The other major issue is the length-of-course to primariness-of-focus ratio. Some technologies are complex enough to warrant long courses on the merits of the technology alone, but are not the main job of anybody on the team. Neal Ford once described these as "condiment technologies". Maybe Ruby, or Java, or C#, or Clojure is your hotdog; these technologies are the mustard. Even if the mustard is really really really good, nobody wants to spend a week eating just that.
We're trying to address this through the introduction of our new one-day training classes. The idea is to harness the power of programmers to focus insanely well for a short period of time. Instead of fighting against ADD all week, let's harness the obsessive power of the programmer's mind and hit one topic, really hard, for one day. We think that the energy expanded will have a higher return for the students, and the information will be retained and used.

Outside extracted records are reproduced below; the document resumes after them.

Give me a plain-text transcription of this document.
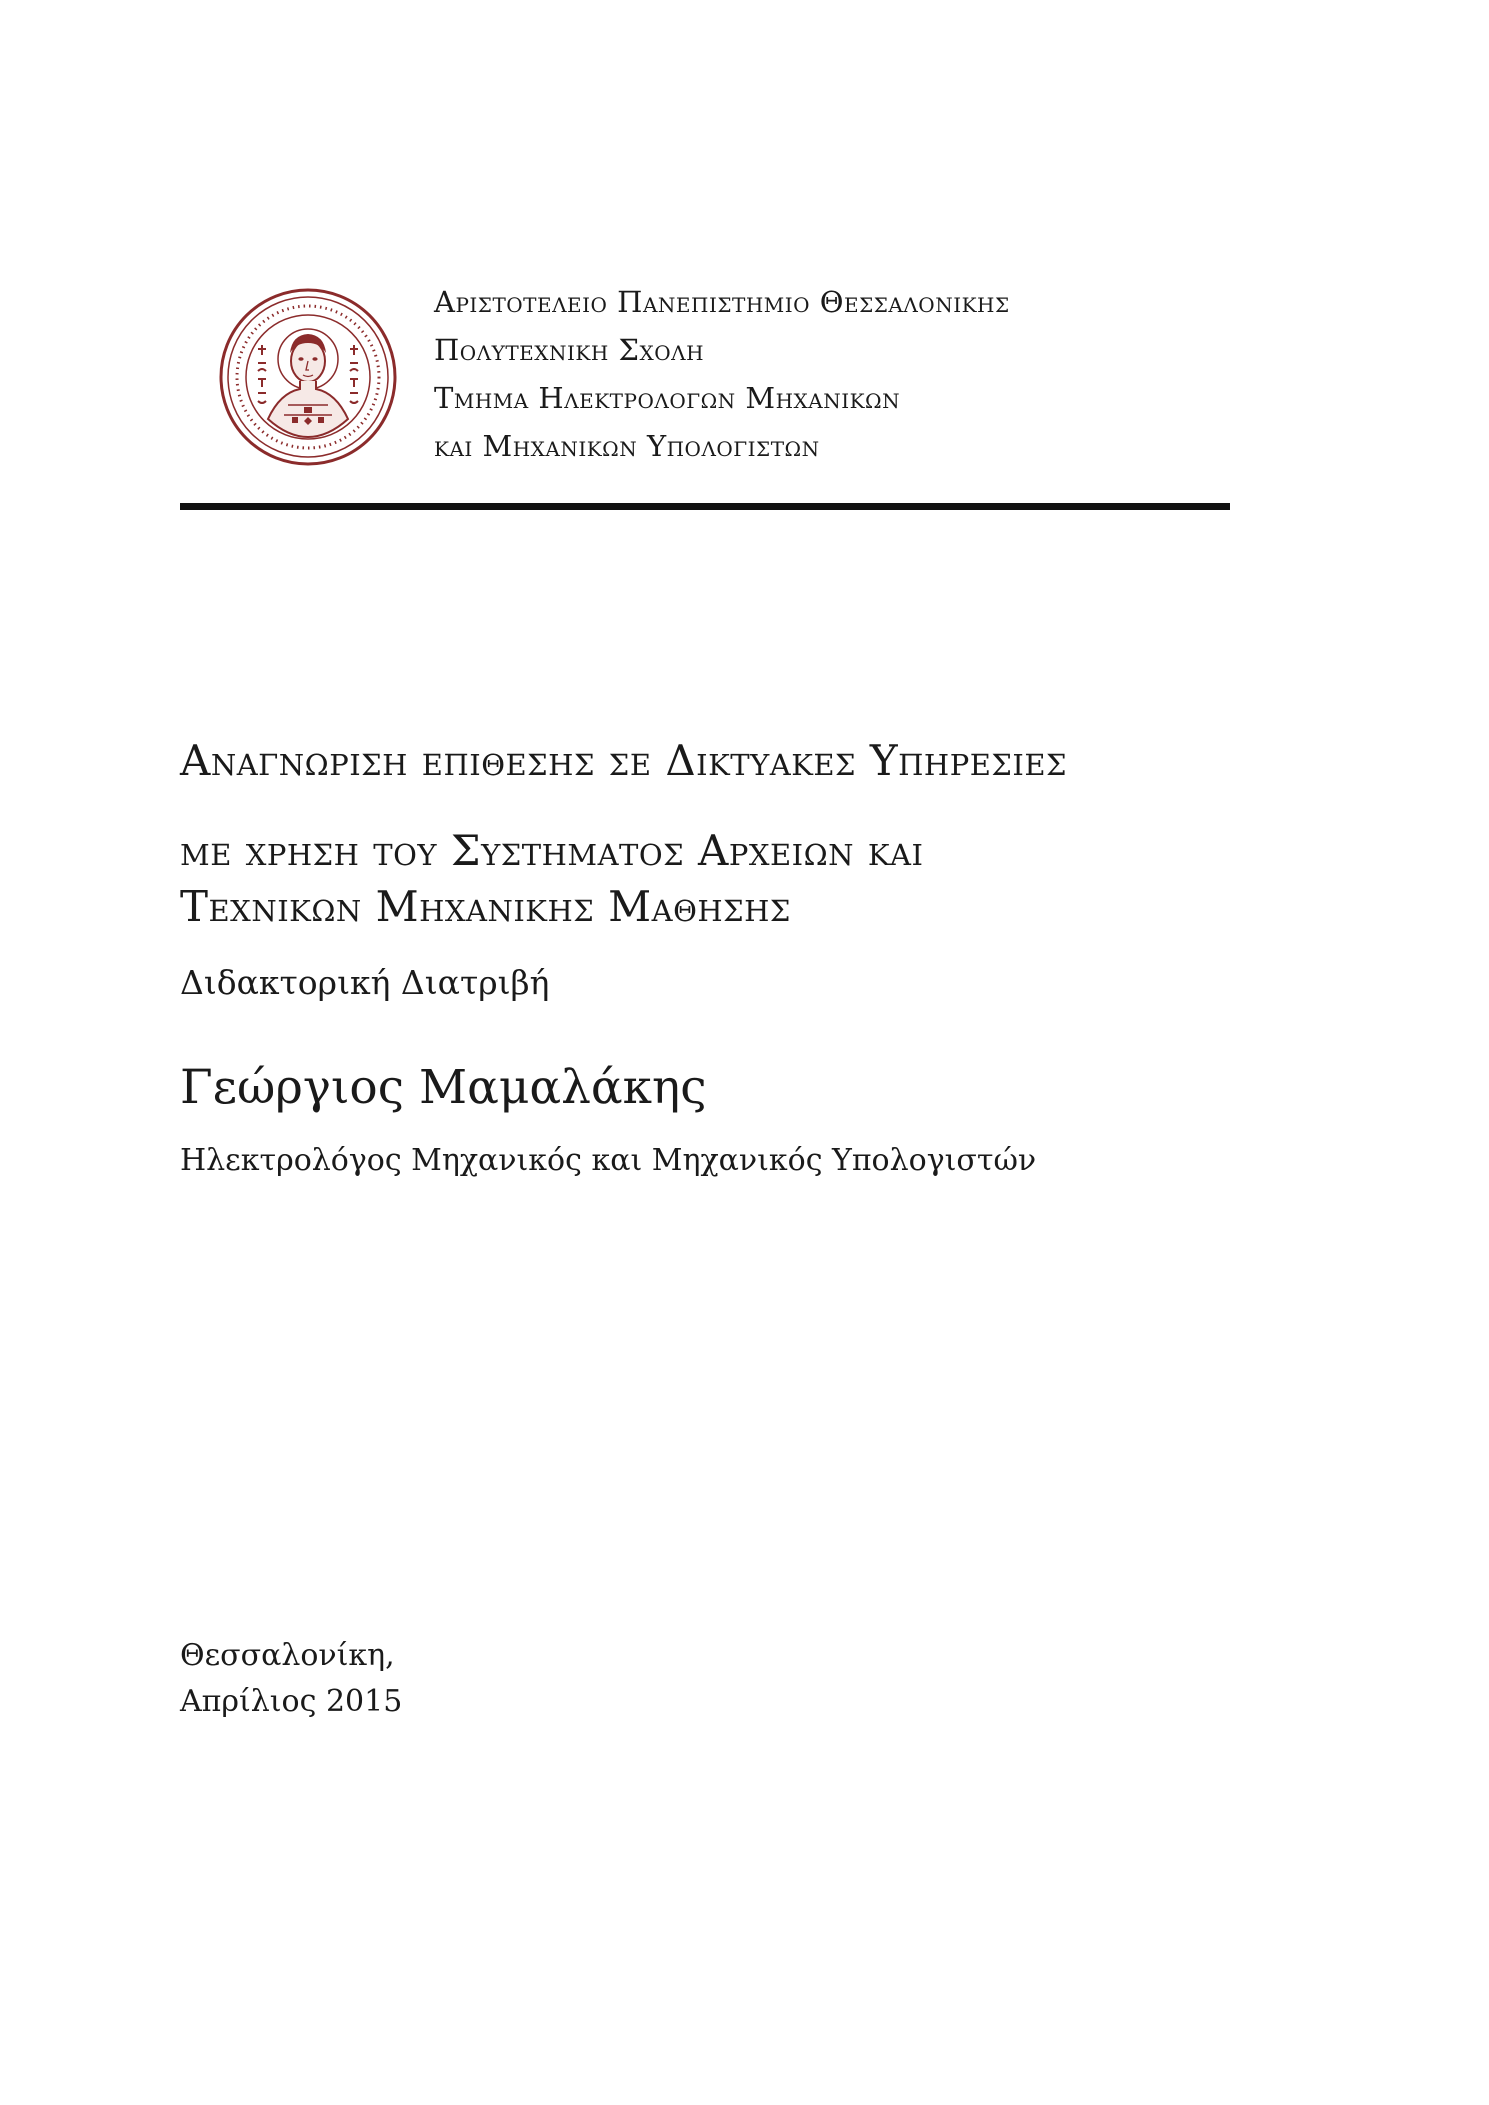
Αριστοτελειο Πανεπιστημιο Θεσσαλονικης
Πολυτεχνικη Σχολη
Τμημα Ηλεκτρολογων Μηχανικων
και Μηχανικων Υπολογιστων
Αναγνωριση επιθεσης σε Δικτυακες Υπηρεσιες
με χρηση του Συστηματος Αρχειων και
Τεχνικων Μηχανικης Μαθησης
Διδακτορική Διατριβή
Γεώργιος Μαμαλάκης
Ηλεκτρολόγος Μηχανικός και Μηχανικός Υπολογιστών
Θεσσαλονίκη,
Απρίλιος 2015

We think training courses like this are going to be more effective for a variety of technologies that programmers are being exposed to these days. Instead of making one massive course that programmers will have a hard time sitting through and concentrating during, pick one interesting topic and hammer it mercilessly for 8 hours. Sound familiar? That's pretty much how we work around here. And it plays into our other belief about technology training: it should be about inspiration and getting launched, not about exhaustive minutia. One day on jQuery is plenty to get productive and be inspired.